Ala Ebtekar

“Elemental” invitation image. © Scott Chernis, 2004

San Francisco
Ala Ebtekar
The Gallery at the Intersection for the Arts
June 16–July 31, 2004

Ala Ebtekar’s artwork is illuminating in more ways than one. Take for starters A Breath of Air, an antique Persian prayer manuscript Ebtekar elegantly illuminated with heavenly stylized clouds and hellish cartoon bombs. Ebtekar captures the instant before the missiles hit, giving us pause to consider where we place our faith: Is it true that in God we trust, or has our faith been led astray, like so many supposedly smart bombs? This delicate image raises a delicate question that reverberates with the force of a booming megabass throughout the gallery, into the streets, and across the longitudes and latitudes that link East and West. This is Ala Ebtekar’s particular talent: No matter where you stand as you look at his work, you’ll get the picture, and feel it too.

Sampling

Ebtekar’s imagery is tantalizingly tough to place, because it belongs everywhere. Ebtekar was already a precocious graffiti artist of growing renown in Berkeley, California, where he was born and raised, when a trip to Tehran to visit his parents’ relatives broadened his artistic horizons. “I was studying under a miniature painter in Iran when I saw a coffee-house painting and said, ‘I want to try that style, with mustaches askew,’” he recalls. “The miniature painter said, ‘Nah, that’s coffeehouse painting.’ It’s not considered particularly refined. Coffeehouse painting was a reaction to miniature painting, much like hiphop was a reaction to disco: it’s the common culture’s comeback to a highbrow art form. The attitude of coffeehouse painting spoke to me it was more loose, expressive, and dynamic.”

Freestyling

The more time Ebtekar spent in Tehran coffeehouses admiring paintings, the more connections he recognized between Iranian coffeehouse culture and the four elements of hiphop: graffiti, DJing, MCing, and breakdancing. To Ebtekar, coffeehouse paintings sampled and retold legends as fluently as any DJ, using fluid lines that reminded him of graffiti. But he noticed other parallels between the two popular traditions, too: Breakdancers admired for their physical agility are a fixture on the hiphop scene, much as respected strongmen from the adjacent zurkhaneh, or gymnasiums, once were in coffeehouses across Tehran. After workouts, these local heroes would stop by for coffee, conversation, and poetry. “Traditionally coffeehouses featured a naghali, who recites poetry describing the stories in the paintings,” Ebtekar explains. “Naghali are almost like MCs in how they set the scene and act out characters.”

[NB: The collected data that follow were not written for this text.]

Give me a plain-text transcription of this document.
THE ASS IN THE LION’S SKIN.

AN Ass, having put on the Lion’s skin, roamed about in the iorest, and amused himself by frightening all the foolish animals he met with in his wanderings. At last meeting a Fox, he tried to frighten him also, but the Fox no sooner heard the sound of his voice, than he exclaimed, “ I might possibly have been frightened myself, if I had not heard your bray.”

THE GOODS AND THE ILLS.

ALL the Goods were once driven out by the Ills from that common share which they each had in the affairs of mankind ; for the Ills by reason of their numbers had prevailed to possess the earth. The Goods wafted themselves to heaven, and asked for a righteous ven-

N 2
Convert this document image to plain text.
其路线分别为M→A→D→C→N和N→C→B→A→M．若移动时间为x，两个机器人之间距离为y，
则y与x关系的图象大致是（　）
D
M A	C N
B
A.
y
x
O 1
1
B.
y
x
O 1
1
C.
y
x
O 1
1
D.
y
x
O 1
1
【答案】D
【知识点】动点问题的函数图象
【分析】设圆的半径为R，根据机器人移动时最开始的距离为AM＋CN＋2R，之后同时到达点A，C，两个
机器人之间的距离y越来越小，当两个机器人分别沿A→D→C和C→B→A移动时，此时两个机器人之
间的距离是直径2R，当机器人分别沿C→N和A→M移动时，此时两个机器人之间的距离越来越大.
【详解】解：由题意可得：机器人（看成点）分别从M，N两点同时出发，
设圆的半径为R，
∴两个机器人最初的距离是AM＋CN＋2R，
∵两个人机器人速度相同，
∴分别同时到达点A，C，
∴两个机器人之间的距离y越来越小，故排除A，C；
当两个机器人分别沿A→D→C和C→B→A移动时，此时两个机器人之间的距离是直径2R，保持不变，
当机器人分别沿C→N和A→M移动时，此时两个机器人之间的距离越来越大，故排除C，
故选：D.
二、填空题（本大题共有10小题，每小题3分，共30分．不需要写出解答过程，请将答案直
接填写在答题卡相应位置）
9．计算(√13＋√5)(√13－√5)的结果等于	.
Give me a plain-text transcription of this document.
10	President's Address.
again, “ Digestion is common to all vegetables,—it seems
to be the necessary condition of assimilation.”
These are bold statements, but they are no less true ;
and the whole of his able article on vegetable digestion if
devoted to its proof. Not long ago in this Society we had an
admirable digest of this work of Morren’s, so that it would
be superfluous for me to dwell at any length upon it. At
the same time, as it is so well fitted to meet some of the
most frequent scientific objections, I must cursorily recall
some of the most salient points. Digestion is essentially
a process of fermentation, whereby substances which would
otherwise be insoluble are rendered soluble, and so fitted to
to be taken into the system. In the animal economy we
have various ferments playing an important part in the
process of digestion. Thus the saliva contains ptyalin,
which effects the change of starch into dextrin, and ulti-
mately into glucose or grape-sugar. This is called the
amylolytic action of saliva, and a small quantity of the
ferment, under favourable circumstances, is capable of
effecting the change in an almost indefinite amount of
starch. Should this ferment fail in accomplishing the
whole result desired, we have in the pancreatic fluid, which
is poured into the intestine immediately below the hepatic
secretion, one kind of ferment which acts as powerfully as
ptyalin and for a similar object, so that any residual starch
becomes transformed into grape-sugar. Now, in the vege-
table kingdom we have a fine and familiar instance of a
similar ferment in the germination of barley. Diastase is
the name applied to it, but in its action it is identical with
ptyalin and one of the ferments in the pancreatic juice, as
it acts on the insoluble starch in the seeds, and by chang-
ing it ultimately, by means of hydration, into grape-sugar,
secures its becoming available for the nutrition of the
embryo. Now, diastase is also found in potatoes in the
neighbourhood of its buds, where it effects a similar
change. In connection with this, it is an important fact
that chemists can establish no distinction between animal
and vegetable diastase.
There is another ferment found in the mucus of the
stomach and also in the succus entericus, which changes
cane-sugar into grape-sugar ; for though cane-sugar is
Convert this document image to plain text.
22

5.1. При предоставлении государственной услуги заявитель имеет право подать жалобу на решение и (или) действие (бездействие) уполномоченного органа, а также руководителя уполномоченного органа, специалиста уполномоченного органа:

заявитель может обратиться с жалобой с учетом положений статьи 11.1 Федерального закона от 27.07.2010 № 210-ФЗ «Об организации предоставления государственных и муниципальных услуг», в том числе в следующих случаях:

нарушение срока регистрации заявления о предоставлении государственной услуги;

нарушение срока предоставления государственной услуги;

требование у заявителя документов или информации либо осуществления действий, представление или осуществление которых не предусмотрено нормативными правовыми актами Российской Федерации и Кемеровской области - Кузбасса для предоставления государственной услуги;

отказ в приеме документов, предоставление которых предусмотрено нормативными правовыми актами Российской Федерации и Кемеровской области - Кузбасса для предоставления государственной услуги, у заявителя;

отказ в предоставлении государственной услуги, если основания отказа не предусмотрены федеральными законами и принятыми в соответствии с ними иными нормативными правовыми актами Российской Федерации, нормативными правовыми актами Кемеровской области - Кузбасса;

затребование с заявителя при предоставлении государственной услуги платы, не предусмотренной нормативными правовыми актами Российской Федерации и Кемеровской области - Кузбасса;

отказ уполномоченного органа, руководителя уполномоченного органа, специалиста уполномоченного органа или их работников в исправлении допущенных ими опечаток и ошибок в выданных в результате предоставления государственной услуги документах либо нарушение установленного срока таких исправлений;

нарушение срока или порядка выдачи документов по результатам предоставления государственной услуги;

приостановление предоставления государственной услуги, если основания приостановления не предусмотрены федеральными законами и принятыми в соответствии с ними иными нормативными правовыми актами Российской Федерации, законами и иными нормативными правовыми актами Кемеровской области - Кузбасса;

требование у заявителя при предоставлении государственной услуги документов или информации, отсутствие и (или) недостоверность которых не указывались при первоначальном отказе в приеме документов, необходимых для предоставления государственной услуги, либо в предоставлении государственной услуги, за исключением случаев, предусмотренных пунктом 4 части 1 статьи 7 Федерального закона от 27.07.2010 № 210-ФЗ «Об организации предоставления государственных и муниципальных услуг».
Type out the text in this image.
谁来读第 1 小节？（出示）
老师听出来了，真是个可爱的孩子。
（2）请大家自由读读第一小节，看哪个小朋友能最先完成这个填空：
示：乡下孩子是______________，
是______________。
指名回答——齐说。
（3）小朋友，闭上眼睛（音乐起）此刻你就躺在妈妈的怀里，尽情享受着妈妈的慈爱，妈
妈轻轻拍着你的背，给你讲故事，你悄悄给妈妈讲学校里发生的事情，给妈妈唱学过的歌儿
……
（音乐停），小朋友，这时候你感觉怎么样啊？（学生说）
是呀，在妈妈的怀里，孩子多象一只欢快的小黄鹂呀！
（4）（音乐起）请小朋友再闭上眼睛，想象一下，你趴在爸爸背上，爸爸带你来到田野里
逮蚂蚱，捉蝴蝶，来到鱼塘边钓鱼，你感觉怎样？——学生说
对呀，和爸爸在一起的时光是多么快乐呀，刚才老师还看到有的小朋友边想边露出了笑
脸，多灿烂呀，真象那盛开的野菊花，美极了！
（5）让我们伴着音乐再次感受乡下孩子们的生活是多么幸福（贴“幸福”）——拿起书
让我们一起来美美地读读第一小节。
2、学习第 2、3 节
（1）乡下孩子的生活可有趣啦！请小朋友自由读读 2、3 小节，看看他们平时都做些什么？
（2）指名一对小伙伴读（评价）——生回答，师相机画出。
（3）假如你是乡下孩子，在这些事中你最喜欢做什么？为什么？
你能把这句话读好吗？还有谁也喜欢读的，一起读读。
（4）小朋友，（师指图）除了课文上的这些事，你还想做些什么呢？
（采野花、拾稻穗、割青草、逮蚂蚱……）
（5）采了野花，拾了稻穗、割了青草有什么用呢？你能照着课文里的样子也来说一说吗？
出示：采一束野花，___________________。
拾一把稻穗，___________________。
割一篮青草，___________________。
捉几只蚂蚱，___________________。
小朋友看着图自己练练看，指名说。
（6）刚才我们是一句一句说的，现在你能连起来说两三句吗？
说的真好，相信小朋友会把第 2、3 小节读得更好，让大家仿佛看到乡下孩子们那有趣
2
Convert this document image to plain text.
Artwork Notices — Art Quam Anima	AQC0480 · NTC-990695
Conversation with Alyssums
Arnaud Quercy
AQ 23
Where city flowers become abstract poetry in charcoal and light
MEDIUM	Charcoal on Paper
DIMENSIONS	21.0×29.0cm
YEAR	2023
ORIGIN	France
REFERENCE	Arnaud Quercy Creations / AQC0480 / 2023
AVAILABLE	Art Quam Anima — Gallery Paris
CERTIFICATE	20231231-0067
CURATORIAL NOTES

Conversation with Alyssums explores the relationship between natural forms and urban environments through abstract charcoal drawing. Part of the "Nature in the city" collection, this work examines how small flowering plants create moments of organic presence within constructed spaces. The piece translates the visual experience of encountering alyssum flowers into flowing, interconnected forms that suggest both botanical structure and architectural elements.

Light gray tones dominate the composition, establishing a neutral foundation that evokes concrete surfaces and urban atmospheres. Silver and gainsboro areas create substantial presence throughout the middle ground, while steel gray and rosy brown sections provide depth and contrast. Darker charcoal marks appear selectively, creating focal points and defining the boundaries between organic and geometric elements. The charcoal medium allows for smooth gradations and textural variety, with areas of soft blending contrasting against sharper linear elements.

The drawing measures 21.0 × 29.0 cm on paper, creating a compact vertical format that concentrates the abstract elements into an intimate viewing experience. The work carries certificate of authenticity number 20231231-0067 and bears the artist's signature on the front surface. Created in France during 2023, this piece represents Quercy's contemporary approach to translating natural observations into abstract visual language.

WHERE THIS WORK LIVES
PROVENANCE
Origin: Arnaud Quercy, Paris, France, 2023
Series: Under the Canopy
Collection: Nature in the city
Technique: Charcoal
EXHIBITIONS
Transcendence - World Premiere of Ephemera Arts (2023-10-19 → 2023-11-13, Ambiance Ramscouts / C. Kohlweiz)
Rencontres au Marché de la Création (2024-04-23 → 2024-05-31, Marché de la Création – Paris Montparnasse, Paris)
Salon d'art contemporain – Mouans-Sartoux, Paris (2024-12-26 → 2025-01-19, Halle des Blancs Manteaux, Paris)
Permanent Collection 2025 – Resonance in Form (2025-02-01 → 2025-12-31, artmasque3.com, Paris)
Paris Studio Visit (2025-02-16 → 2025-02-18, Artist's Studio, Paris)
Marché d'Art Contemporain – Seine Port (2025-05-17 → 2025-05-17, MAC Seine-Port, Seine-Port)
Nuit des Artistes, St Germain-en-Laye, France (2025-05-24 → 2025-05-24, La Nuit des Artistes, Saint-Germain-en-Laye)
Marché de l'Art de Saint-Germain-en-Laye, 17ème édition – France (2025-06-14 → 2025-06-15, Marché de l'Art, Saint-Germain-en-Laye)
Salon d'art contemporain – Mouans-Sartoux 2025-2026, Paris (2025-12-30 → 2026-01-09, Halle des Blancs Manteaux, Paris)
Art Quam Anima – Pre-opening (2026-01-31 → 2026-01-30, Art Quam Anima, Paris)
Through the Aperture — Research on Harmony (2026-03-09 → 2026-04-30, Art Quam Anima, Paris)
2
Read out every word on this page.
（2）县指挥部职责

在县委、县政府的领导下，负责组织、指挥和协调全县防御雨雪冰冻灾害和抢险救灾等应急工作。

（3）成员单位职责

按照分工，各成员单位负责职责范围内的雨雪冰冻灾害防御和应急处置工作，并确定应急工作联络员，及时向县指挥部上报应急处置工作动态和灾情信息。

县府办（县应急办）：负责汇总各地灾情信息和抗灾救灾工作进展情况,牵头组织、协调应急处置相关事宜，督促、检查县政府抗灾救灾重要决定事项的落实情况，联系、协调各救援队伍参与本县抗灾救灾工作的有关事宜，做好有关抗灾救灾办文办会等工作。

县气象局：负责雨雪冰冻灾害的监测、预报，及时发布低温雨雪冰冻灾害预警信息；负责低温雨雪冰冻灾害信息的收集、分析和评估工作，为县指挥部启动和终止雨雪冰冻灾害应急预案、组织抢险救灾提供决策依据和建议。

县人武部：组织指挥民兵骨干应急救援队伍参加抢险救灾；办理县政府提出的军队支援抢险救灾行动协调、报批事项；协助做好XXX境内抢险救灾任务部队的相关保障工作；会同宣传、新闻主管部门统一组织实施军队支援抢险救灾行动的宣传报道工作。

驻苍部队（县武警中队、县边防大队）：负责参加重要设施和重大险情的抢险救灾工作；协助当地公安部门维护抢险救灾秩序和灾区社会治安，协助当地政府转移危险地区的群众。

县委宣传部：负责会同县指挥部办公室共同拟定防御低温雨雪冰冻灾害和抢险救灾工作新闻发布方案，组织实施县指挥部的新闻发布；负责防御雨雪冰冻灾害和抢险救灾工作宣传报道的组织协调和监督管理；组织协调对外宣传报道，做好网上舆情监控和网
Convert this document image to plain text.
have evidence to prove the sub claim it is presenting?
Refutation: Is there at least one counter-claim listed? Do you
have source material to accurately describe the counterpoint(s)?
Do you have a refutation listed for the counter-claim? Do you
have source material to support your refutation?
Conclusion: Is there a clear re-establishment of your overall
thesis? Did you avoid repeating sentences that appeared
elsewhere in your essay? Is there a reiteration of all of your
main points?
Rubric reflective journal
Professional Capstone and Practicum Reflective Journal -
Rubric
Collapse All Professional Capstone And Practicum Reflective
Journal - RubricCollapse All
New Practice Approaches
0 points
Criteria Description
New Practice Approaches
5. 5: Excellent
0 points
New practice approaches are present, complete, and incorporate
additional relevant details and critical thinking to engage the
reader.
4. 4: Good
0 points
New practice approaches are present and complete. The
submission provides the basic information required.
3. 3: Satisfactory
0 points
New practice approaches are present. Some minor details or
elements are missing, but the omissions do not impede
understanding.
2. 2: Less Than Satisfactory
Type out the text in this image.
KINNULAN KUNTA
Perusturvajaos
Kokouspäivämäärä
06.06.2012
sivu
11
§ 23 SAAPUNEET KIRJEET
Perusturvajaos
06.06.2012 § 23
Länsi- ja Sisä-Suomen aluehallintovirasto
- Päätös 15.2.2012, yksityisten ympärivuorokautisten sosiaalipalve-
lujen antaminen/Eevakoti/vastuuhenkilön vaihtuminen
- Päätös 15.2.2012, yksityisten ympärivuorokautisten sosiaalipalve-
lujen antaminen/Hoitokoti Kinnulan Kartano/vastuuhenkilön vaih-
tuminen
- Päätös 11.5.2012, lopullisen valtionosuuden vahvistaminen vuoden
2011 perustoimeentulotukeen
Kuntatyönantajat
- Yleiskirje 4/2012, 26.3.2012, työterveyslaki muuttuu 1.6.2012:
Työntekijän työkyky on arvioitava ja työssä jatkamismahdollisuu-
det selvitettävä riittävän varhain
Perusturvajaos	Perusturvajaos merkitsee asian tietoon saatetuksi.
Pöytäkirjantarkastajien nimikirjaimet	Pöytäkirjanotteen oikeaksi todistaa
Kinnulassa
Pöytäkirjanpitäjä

But while he is inspired by the Tehran coffeehouse scene, Ebtekar is troubled that much of its colorful vitality seems to be draining away. “There’s only one place you can hear naghali in Tehran, at Azari coffeehouse,” he says. “It’s also one of the only coffeehouses that still has photos of strongmen on the walls.” So when he was offered a solo show at San Francisco’s Intersection for the Arts, Ebtekar knew just what he wanted to do with the platform he’d been given: To turn the gallery space into a traditional coffeehouse interior that doubles as a hiphop hangout, where East could meet West and the next generation could pay respects to generations past. The result was Elemental, a coffeehouse interior with its traditional furnishings eerily whitewashed. But while the sardam platform seating, hookahs, and mythological paintings seem to be fading before our very eyes, a tenacious Persian floral motif appears to be taking root on turntables, across a linoleum breakdancing floor, and onto track suits and Adidas sneakers. Here Ebtekar seems to be throwing down a challenge to his audience to make traditional culture their own, and wear it with pride.

Pass the mic

Rather than staying within the lines of class and culture, Ebtekar creates provocative artwork with the graphic impact of graffiti, the delicacy of Persian miniatures, the storytelling of Iranian coffeehouse painting, and the social commentary of such painter-provocateur mentors as famed Mexican-American artist Enrique Chagoya. In works on paper and in Elemental, Ebtekar invites us in with his evocative imagery – and then gives us the floor to respond to the pressing questions it raises. “What I wanted to find out with Elemental is: Who’s going to fill those shoes with the fat paisley laces? What kind of music is going to come out of that Persian ornamented boombox?” he asks.

If this sounds like a dare from an MC to the next in line, maybe that’s because it is. At 26, Ebtekar is acutely aware that he lives in an American society swayed by its youth culture, and that Iran’s future will also be determined by the bulk of its population under 25. “It was wonderful to see older Iranians at the opening of Elemental, since many of them have nostalgia for coffeehouses and could explain them to their kids,” he says. “But those kids knew all about the wide-tipped markers and the linoleum dance floor, so they have an understanding to offer too.” With every connection Ebtekar draws across cultures and generations, he is widening the circle of cultural conversation. So look closely, and look sharp: Ala Ebtekar is keeping the mic warm for you.